Regrettably, yet understandably, IRS’ mob fighting role overlooked

By now the IRS must be used to being the forgotten mob-fighter in the law enforcement pantheon.

If you stroll through the Las Vegas Mob Experience at the Tropicana, for instance, you’ll find an entertaining assortment of organized crime memorabilia and some references to the FBI and Metro, but you won’t be reminded that it was revenue agents, not Hoover’s G-men, who brought down Chicago’s “Scarface” Al Capone.

I wouldn’t be surprised to find downtown’s Museum of Organized Crime and Law Enforcement has created a tribute to the efforts of local police and the FBI in battling the mafia but has failed to give the IRS its due. And that would be too bad.

On April 15, the one day a year everyone is thinking about the IRS (and not always kindly), I’m reminded about Capone being tripped up by fearless fellows armed with sharpened pencils. Back in 1931, the IRS Intelligence Unit and Special Agent Frank Wilson finished their methodical investigation of Capone’s rackets, which stretched from Chicago to the West Coast. Wilson submitted the investigation to unit leader Elmer Irey, another crime-fighter lost to history.
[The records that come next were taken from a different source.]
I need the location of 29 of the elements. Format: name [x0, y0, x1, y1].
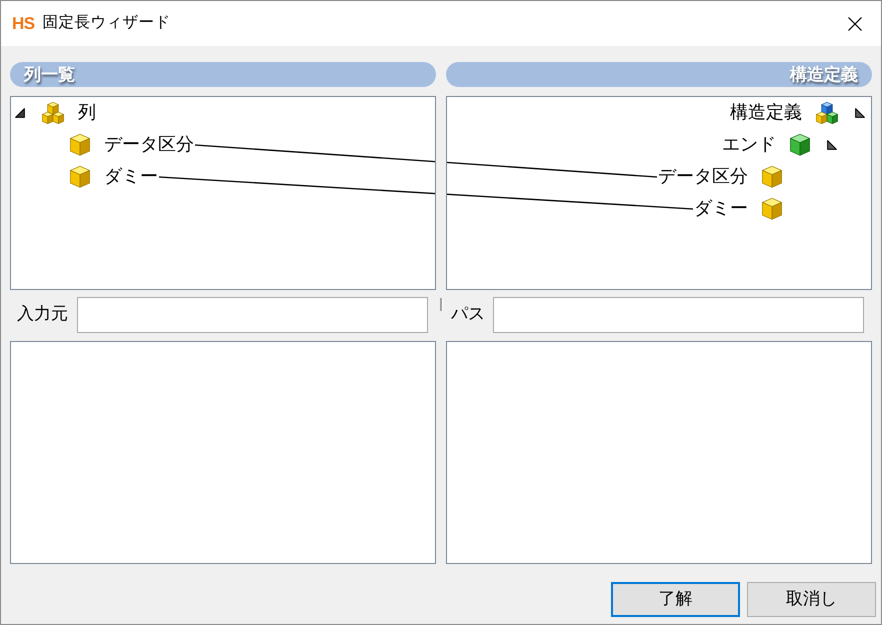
cubes-icon [816, 102, 838, 124]
tree-item-label[interactable]: データ区分 [104, 134, 194, 156]
field-label: 入力元 [17, 304, 68, 325]
tree-item-label[interactable]: エンド [722, 134, 776, 156]
expander-triangle-icon[interactable] [855, 108, 865, 118]
cube-icon [762, 198, 782, 220]
window-title: 固定長ウィザード [42, 14, 171, 33]
tree-item-label[interactable]: データ区分 [658, 166, 748, 188]
cube-icon [70, 134, 90, 156]
input-field[interactable] [77, 296, 428, 332]
expander-triangle-icon[interactable] [827, 140, 837, 150]
tree-item-label[interactable]: ダミー [694, 198, 748, 220]
close-icon[interactable] [848, 16, 862, 30]
field-label: パス [451, 304, 485, 325]
splitter-grip[interactable] [440, 298, 442, 311]
expander-triangle-icon[interactable] [15, 108, 25, 118]
panel-header: 列一覧 [10, 62, 436, 87]
cube-icon [70, 166, 90, 188]
tree-item-label[interactable]: 列 [78, 102, 96, 124]
panel-header: 構造定義 [446, 62, 872, 87]
tree-item-label[interactable]: 構造定義 [730, 102, 802, 124]
input-field[interactable] [493, 296, 864, 332]
tree-item-label[interactable]: ダミー [104, 166, 158, 188]
app-logo: HS [12, 15, 35, 32]
cubes-icon [42, 102, 64, 124]
dialog-button[interactable]: 了解 [611, 582, 740, 617]
cube-icon [790, 134, 810, 156]
dialog-button[interactable]: 取消し [747, 582, 876, 617]
cube-icon [762, 166, 782, 188]
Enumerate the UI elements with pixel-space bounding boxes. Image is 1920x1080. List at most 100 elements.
Capone’s fixers fiddled with the jury and threatened Wilson’s life, but eventually the IRS investigation resulted in Scarface Al’s conviction on tax evasion charges. Capone could rig elections and make competitors disappear, but he had no answer to the fact he had never filed a tax return. He was sentenced to 11 years in prison, and his rackets passed to successors.

Meanwhile, federal crime-fighter Eliot Ness became an American hero. Although Ness candidly acknowledged the revenue agents’ role in nailing Capone, J. Edgar Hoover fanned the media flames, and most of the public believed Public Enemy No. 1 was done in by crime-fighting supermen known as “The Untouchables.”

Capone was hardly the only gangster felled by the IRS. Another notable from the golden era of organized crime was Irving “Waxey” Gordon, who caught 10 years for tax evasion and narcotics trafficking and died at Alcatraz in 1952.

Even the ones who managed to beat the tax man were often never the same after the experience. Dutch Schultz, for instance, wasn’t convicted by prosecutor Thomas Dewey in a pair of trials, but the legal trouble weakened him with his particularly unforgiving peer group. When Schultz insisted on putting a hit out on the prosecutor, his pals decided to eliminate him. He was murdered in 1935.

Out West, legendary Las Vegas casino boss and former bootlegger Moe Dalitz survived a tax-evasion trial in the 1960s, but the case helped usher him out of the casino business.

If the Mob Museum and the Tropicana hoodlum tribute fail to give the intrepid revenuers their due, well, that would be in keeping with a long-standing tradition.

JURY DAY: State Supreme Court Justice Ron Parraguirre answered the call to jury duty Monday at the Regional Justice Center. (No, he didn’t show off by wearing his black robe.) Parraguirre sat throughout the morning, but his number wasn’t called, and he was dismissed in the early afternoon.

By coincidence, the justice’s wife, Leslie Parraguirre, was called for jury duty Monday at U.S. District Court. She also wasn’t needed.

“It was jury day for the Parraguirres,” Justice Parraguirre quipped, adding, “I was hoping to get picked. I’ve never been able to get picked.”

ON THE BOULEVARD: Summerlin diners will be pleased to learn The Martini at 1205 S. Fort Apache is open. With Sandra Starr managing and son Nicholas Starr behind the bar, it’s a family affair. It also provides a glimmer of optimism about our slowly recovering economy.

BOULEVARD II: Tear up those tickets, lotto fans. The proposed state lottery bill is dead at the Legislature. Although it wouldn’t have patched the gaping hole in the budget, lottery talk remains a favorite with locals.